The latter and most unlikely was the rumour that the owner of the old bakery had bribed Fowosere to ruin the new bakery. This could not be farther from the truth. Fowosere‘s parents, Iya Imole-Ayo and Baba Tunde, they owned a bakery too, one that was not as functional as the old bakery. If there was a bakery to ruin, Fowosere could have ruined the old bakery to keep his own parents in business. Plus, Fowosere himself denied any willful sabotage. If there was one, it was that Brother James refused to listen to the call of nature when God used Fowosere to warn of the impending catastrophe that was brewing before sleep took them both out.

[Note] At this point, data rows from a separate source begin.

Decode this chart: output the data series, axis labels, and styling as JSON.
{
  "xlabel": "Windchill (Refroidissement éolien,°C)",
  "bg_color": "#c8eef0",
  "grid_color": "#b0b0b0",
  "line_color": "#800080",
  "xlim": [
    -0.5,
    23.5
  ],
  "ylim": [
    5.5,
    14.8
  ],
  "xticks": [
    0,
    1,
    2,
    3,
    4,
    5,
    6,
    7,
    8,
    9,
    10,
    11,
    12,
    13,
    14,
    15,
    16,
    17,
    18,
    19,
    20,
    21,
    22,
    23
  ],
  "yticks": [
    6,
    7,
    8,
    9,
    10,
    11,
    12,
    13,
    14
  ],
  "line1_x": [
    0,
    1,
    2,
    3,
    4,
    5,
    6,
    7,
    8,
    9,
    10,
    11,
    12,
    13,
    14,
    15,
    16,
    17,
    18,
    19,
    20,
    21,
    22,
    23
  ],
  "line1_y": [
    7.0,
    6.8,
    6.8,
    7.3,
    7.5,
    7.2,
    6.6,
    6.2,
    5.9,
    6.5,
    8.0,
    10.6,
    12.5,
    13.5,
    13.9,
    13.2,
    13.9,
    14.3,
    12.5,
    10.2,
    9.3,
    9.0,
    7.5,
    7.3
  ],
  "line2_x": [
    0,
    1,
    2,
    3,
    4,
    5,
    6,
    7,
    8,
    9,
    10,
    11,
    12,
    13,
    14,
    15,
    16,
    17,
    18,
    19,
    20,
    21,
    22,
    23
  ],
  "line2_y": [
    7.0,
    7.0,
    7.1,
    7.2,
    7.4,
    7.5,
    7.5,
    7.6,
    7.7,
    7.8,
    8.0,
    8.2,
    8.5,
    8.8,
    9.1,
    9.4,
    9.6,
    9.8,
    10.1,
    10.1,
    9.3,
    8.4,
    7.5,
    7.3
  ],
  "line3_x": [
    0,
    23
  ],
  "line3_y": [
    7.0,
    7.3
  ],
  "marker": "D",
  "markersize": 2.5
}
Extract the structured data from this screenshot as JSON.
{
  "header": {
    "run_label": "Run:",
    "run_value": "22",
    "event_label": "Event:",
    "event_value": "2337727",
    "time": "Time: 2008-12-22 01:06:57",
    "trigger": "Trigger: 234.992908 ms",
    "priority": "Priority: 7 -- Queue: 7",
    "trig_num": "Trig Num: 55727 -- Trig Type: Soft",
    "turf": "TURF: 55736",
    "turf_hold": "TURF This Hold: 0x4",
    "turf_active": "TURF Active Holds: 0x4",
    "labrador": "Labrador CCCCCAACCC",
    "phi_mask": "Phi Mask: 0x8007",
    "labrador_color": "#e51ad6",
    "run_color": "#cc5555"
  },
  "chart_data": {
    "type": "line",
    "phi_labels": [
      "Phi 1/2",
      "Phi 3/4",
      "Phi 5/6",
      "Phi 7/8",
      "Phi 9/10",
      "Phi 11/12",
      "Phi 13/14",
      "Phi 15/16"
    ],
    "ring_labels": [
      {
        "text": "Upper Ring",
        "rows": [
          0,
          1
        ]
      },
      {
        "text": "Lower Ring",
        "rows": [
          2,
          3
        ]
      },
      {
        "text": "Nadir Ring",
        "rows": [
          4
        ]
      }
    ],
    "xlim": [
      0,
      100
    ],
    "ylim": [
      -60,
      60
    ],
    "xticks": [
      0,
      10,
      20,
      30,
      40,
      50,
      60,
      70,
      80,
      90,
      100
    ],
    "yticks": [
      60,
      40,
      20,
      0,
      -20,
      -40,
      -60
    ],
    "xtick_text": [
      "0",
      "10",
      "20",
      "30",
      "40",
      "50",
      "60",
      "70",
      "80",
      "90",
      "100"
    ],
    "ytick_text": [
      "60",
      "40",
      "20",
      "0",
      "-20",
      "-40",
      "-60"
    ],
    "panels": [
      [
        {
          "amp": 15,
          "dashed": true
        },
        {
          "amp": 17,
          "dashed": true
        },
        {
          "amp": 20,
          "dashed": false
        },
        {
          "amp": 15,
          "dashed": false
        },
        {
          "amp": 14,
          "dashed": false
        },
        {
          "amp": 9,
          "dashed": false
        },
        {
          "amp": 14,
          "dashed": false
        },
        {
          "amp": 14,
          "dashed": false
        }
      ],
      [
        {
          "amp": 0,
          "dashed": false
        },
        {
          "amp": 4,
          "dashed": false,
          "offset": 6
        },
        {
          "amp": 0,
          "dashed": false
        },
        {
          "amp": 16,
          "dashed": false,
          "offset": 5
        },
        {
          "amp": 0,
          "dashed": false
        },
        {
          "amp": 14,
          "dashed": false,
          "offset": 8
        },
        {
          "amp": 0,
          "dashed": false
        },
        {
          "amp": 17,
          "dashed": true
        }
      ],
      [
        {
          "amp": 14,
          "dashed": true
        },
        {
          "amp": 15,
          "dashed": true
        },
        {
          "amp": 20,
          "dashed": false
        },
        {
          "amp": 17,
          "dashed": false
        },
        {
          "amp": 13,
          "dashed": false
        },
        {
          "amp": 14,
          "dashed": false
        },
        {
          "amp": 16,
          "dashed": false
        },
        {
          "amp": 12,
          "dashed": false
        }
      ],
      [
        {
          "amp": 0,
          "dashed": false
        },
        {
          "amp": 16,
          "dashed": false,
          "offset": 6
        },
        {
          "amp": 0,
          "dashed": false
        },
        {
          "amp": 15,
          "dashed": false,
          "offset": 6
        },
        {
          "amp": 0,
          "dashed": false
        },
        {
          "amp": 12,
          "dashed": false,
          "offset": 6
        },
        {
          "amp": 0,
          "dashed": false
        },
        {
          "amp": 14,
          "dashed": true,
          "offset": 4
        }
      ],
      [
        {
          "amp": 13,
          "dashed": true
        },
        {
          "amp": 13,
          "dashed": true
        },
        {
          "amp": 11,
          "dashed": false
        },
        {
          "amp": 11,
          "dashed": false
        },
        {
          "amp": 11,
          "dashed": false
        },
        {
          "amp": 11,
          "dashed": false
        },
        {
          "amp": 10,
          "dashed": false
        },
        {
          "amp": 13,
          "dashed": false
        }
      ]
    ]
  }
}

Whether it was Brother James or Sister Rebecca that went to the marriage committee to inform about the will of God to marry the other person, we did not know. Moomi, who had newly joined the Marriage Committee, was too new in the committee that she was considered too new to have been approached by either of the intending couple to tell of their intention.
Now, this is how it works: should a brother or sister approached a Marriage Committee member to inform of God’s will to marry, the member shall at once praise God for this miracle and report to other members, after which they shall convene to deliberate on the matter. Prayerfully doing so.
If it was Moomi who was approached, we could have known who it was that came forward first.
We did not hear of their will of God until Pastor Akinleye announced in a church service that they both were now an item to be married if God so will. And that we shall be seeing them together more often than usual and that we should not worry because the church is informed of their intention towards each other. It was in the Lord and holy.
I did not attend their wedding. Not that I was unhappy for them. Far from it. I was sick and must stay in the hospital. Those that attended said Brother James walked right into the reception without the usual hymnal that played when couple walked into the hall where the chairman of the occasion, usually a pastor must have been seated. It was recent practice that family members like parents or their representatives were being invited to the high table. But even at that, walking in without a hymn is another level of holiness. Sister Rebecca came in through the side door. Holiness over-do.
In no time, both of them were on the high table and the chairman took over the microphone to start feeding the attendees with the word of God. I will not get started on what he preached. Like the sun that will shine after the rain, the people’s patience was rewarded with jollofrice and moimoi, water and softdrink. And zobo was not part of the menu.